Schließlich bekämpft der Beklagte die Rechtsansicht der Untergerichte, daß die Krankenschwestern Grete St. und Maria W. seine Erfüllungsgehilfen gewesen seien, für deren Verschulden er hafte. Auch damit kann der Beklagte nicht durchdringen. Das Berufungsgericht hat mit Recht darauf hingewiesen, daß nach der eigenen Aussage des Beklagten als Partei die bei ihm angestellten Schwestern verpflichtet seien, der bei der Geburt assistierenden Hebamme bei gewissen Handreichungen an die Hand zu gehen, soweit die Hebamme dies verlange. Diese Verpflichtung der beim Beklagten angestellten Schwestern beruht aber nicht, wie der Beklagte nunmehr in der Revision wahrhaben will, auf einer von ihm genehmigten persönlichen Gefälligkeitszusage der Schwester St. gegenüber der Hebamme, sondern auf dem Vertrag, der zwischen dem Beklagten und der Mutter des Klägers durch deren Aufnahme in das Krankenhaus des Beklagten zustandegekommen ist.

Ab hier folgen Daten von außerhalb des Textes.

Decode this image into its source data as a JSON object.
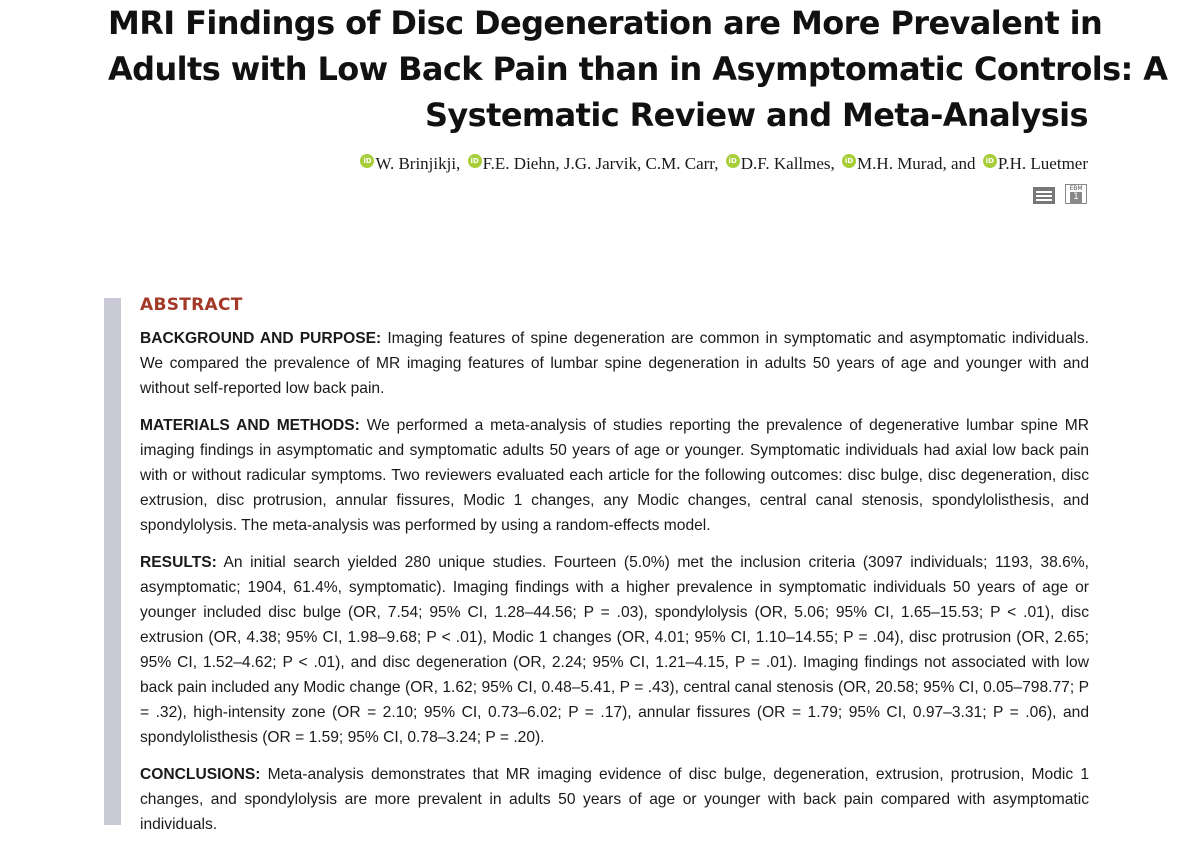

Eine Trennung in jene Hilfsdienste, die unmittelbar bei oder nach der Geburt, und jene, die später bei der normalen Pflege und Versorgung des Neugeborenen notwendig sind, wie sie die Revision vornimmt, kann daher nicht gemacht werden. Da die Verbrennung des Klägers auf das von den Unterberichten festgestellte Verschulden der Krankenschwester Grete St. zurückzuführen ist, haftet der Beklagte hiefür nach § 1313a ABGB. Der Revision war somit keine Folge zu geben.